Big Data and ML — Spring 2023

Instructors
Help? Campuswire (use code 0187 to join)
When? Wednesday 7:10 PM to 9:10 PM
Where? Warren Weaver Hall 312 and Zoom
Hours
Day Time Who Where
TBD TBD Panda 60FA Room 405

Course Aims

The aim of this course is to spend a semester studying distributed tracing and looking at how it is used today, and how it can be expanded. The course is going to be somewhat project heavy.

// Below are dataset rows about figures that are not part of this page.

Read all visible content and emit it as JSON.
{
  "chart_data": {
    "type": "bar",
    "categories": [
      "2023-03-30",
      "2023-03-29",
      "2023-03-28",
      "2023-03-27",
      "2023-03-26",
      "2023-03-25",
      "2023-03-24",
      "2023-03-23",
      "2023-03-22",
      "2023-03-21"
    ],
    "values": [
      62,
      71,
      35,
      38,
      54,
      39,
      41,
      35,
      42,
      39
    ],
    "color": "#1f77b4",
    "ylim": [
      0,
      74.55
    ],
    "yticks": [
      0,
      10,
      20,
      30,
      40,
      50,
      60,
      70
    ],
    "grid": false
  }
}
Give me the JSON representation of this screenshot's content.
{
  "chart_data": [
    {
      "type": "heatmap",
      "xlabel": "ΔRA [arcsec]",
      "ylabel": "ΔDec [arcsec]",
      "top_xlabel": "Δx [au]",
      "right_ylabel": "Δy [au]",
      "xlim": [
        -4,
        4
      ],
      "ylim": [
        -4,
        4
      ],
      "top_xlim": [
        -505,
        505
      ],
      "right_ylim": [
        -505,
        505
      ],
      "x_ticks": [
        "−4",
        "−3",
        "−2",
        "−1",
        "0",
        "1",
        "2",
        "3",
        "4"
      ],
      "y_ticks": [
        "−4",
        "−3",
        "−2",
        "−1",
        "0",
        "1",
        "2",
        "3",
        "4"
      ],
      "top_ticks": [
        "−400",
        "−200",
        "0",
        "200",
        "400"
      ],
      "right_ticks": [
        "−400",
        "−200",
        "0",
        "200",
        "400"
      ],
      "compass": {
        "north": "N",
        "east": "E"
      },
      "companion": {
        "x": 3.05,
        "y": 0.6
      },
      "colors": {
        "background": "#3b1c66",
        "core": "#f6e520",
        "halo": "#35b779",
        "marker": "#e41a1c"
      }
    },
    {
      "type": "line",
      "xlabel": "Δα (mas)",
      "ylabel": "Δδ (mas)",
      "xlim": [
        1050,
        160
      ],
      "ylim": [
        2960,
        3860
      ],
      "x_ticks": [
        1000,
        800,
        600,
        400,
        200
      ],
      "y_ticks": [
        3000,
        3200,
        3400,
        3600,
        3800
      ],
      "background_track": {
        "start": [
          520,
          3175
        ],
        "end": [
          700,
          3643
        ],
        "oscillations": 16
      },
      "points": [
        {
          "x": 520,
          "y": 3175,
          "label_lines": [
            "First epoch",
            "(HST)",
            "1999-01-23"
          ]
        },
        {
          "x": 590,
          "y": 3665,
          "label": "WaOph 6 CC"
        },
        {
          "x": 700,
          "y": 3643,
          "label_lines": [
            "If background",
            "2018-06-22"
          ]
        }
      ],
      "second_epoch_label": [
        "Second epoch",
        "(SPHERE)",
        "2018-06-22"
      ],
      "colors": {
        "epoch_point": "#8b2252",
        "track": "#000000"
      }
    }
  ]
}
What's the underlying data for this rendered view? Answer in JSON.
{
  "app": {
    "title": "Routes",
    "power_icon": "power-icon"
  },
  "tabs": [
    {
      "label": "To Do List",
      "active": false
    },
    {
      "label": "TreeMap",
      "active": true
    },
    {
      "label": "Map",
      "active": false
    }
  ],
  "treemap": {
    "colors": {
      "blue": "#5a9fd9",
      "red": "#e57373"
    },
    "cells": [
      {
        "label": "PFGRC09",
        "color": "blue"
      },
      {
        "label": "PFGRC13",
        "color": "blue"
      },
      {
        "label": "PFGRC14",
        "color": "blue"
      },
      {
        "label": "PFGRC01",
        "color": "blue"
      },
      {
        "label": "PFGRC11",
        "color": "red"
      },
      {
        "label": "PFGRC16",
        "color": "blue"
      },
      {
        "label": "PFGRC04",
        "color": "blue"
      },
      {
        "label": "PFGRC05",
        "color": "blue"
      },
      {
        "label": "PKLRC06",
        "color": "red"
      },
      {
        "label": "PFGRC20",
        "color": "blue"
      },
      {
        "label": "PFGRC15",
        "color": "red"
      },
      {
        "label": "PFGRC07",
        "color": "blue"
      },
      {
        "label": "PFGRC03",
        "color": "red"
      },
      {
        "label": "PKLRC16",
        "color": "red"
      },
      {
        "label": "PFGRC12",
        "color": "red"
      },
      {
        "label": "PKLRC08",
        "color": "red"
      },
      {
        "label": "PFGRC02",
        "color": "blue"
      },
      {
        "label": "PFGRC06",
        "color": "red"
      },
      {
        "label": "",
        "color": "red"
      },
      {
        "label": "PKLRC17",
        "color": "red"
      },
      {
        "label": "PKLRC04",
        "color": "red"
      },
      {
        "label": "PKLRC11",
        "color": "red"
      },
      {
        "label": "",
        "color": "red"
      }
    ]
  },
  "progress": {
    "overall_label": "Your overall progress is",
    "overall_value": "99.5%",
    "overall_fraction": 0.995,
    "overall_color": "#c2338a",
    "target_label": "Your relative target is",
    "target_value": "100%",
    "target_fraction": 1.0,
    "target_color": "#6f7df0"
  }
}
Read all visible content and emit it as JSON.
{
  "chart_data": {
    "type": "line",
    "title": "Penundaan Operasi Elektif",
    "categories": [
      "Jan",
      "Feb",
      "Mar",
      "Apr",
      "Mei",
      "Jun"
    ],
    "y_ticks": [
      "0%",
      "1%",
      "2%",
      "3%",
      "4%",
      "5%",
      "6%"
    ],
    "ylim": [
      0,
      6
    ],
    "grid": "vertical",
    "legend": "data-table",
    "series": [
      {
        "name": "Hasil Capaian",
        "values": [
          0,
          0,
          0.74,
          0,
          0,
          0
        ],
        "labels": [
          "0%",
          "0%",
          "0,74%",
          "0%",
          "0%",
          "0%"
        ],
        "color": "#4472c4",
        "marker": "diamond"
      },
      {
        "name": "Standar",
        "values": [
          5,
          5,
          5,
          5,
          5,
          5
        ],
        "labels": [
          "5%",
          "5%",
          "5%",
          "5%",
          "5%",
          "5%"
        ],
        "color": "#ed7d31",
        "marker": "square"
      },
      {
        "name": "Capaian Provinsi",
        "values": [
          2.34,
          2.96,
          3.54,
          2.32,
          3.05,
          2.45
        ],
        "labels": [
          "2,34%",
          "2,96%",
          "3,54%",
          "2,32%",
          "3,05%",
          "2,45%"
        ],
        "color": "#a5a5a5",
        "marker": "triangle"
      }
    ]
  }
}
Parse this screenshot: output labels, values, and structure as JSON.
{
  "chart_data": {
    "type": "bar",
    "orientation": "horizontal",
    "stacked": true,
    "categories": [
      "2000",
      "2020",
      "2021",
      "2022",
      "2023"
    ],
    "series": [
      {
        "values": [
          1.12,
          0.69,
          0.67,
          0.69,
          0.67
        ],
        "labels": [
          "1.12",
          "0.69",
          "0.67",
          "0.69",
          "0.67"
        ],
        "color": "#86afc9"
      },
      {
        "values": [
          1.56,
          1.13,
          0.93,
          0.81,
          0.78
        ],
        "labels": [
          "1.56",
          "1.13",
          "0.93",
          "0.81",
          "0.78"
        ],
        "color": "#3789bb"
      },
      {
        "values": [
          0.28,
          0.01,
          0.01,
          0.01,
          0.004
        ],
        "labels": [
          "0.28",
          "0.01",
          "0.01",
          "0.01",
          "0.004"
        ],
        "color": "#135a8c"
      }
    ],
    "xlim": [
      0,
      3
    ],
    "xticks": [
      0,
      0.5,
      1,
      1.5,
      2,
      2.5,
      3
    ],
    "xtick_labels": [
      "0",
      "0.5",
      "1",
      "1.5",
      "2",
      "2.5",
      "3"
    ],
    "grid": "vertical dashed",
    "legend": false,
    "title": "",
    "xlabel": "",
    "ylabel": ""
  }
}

Throughout the semester we will be reading papers and also following text from Distributed Tracing in Practice a recent book on the topic that can be freely accessed online through the library.

Tentative Schedule and Syllabus

Date Topic & Readings Other
01/25 Introduction: Course Mechanics and Overview Slides
02/01
  • Chapter 1 DTP
  • Dapper
  • Pick a language and follow instructions at OpenTelemetry to collect an initial set of logs.
Slides
02/08
  • Reading: Pivot Tracing
  • Reading: Snicket
  • Practical: Set up Istio on microk8s. Some official documentation installing microk8s can be found here, and some documentation on installing Istio as an addon can be found here and here.
  • Get your program from last week running on you microk8s setup. You can find some instructions here or here, but there is a wealth of content on the internet about this. If you have trouble, post on Campuswire, and the other students (and I) will try to help you out.
Whiteboard
02/15
  • Reading: Friday
  • Reading: DeMI
  • Cloudlab: For anyone who had problems with Istio, please go to Cloudlab to sign up. Ask to join the nyu-bdml-class project. Use the Getting Started guide to set up a single machine, and install MicroK8S and Istio on it. You might want to write a script for this, since CloudLab machines are granted for short (a few weeks at most) durations.
  • Trace collection: Use Istio to collect traces from the program you developed in the first class. You can find documentation for this here.
  • Trace collection: Change the trace sampling frequency, and record the how performance, memory and disk usage change.
Whiteboard
02/22 Whiteboard
03/01 Whiteboard
03/08 MIDTERM MIDTERM
03/15 SPRING BREAK
03/22
  • READING: tprof
  • READING: GMTA
  • READING: TraVista
  • Final Project: By 11:59pm on Friday 03/24 post a note on Campuswire (1 per group) stating what you are doing for your final project, and a rough timeline (at the granularity of weeks) for when things will be done. You should of course also start working on the final project now.
Whiteboard
03/29 Whiteboard
04/05 Whiteboard
04/12 Whiteboard
04/19 Whiteboard
04/26 Whiteboard
05/03 Poster Session
Report is due on 05/08.

Grading

Grading will be based on quality of work, and presentation. The grade breakdown is as follows (this might change until the beginning of semester):

  • 30% for three homework assignments. These are checkpoints that require you to collect the work you have done for class and submit them, rather than projects you need to do from scratch.
  • 15% for class participation. This 15% will be split into two portions:
    1. 5% for participating in in-class discussion.
    2. 10% for helping other students on Campuswire, writing tutorials or notes, and calss presentations.
  • 25% for the final project: This should be done in groups of 2 or 3 people.
  • 10% Midterm, 20% Final exam. By default both are in-person.